Nonprofit Tax Tips
With the 2016 elections on the near horizon, nonprofit tax breaks continue to be a hot-button issue in the House and Congress. Whether it is the charitable tax deduction for donors or tax breaks offered to registered nonprofit organizations, legislation keeps popping up on the table to reduce, eliminate or in some cases enhance charitable tax deductions.
It's an issue that does not seem to be going away anytime soon, even if legislation has not quite changed the landscape in those regards just yet.
Even without the debate, there are many things nonprofits must take into consideration when it comes to filing their taxes … as well as providing donors with the proper documentation to record their own charitable tax deductions.
That's why NonProfit PRO spoke with two expert nonprofit tax attorneys to provide their tips on the tax issue for nonprofit organizations. Here are the insights — from the basics to the changing landscape — shared by Cliff Perlman, partner at the law firm Perlman & Perlman, and attorney Marc J. Lane.
The most obvious yet critical step in nonprofit tax compliance is making sure your organization is a registered nonprofit with the IRS. That means keeping your 990 up to date. It's the only way to ensure your nonprofit meets the tax-exempt qualifications, something that has caused many organizations problems over the years.
Once you know your organization is registered, there are a few more basics Perlman says every nonprofit should take note of to ensure no tax hassles:
- Make sure you pay tax on unrelated income tax.
- Be careful when receiving money from a for-profit company — how the gift is acknowledged by the charity can affect whether it's a donation to the charity or unrelated income, which requires the charity to pay tax on the funds received.
- Acknowledge receipt of money. The law is that any donation of $250 or more must be acknowledged. It's never a bad idea to acknowledge every gift, but it's absolutely necessary for those over $250. Perlman suggests investing in software to track and automatically receipt donors, and make sure your organization is careful and understands both the software and the law.

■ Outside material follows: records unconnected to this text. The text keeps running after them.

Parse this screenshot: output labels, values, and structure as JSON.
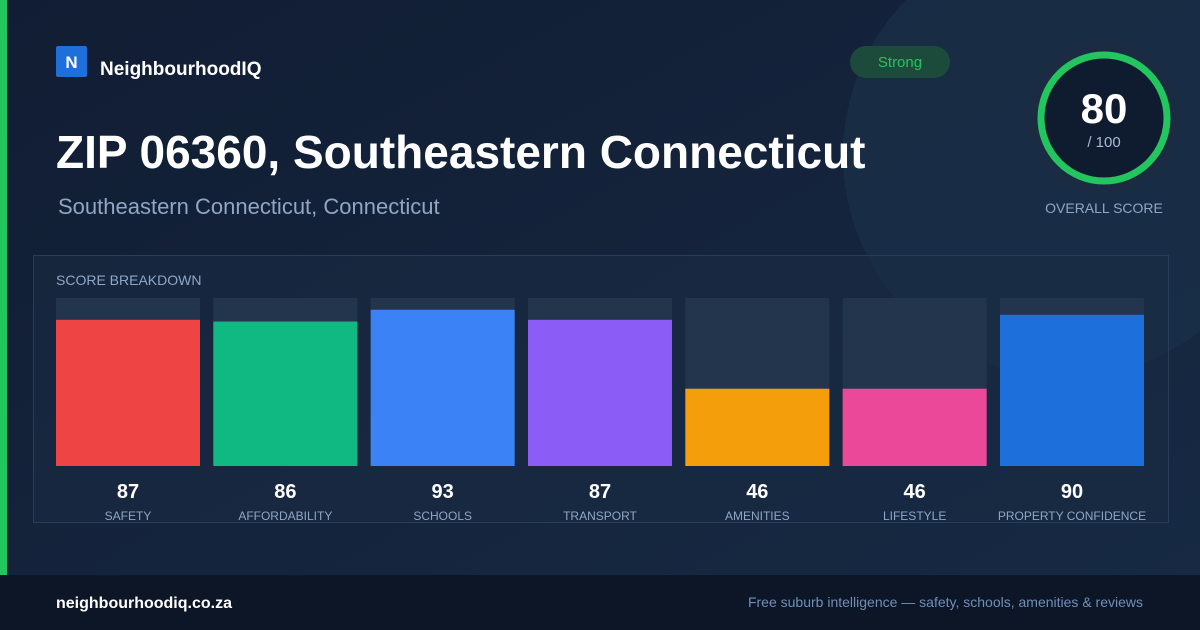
{
  "brand": {
    "logo_letter": "N",
    "name": "NeighbourhoodIQ"
  },
  "badge": "Strong",
  "header": {
    "title": "ZIP 06360, Southeastern Connecticut",
    "subtitle": "Southeastern Connecticut, Connecticut"
  },
  "score": {
    "value": 80,
    "max_label": "/ 100",
    "label": "OVERALL SCORE"
  },
  "chart_data": {
    "type": "bar",
    "title": "SCORE BREAKDOWN",
    "categories": [
      "SAFETY",
      "AFFORDABILITY",
      "SCHOOLS",
      "TRANSPORT",
      "AMENITIES",
      "LIFESTYLE",
      "PROPERTY CONFIDENCE"
    ],
    "values": [
      87,
      86,
      93,
      87,
      46,
      46,
      90
    ],
    "colors": [
      "#ef4444",
      "#10b981",
      "#3b82f6",
      "#8b5cf6",
      "#f59e0b",
      "#ec4899",
      "#1d6fdb"
    ],
    "ylim": [
      0,
      100
    ]
  },
  "footer": {
    "url": "neighbourhoodiq.co.za",
    "tagline": "Free suburb intelligence — safety, schools, amenities & reviews"
  }
}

Another area Perlman says nonprofits must be careful is with cause-marketing campaigns. For instance, if a business makes a statement to the consumer that for each purchase of the company's hamburger that 10 cents will be donated by the business to a charity, the company is a commercial co-venturer required to register in a few states. If the company makes a statement that the purchaser is making a donation by buying a hamburger, the company may be considered to be a professional solicitor, a designation which will trigger additional compliance requirements.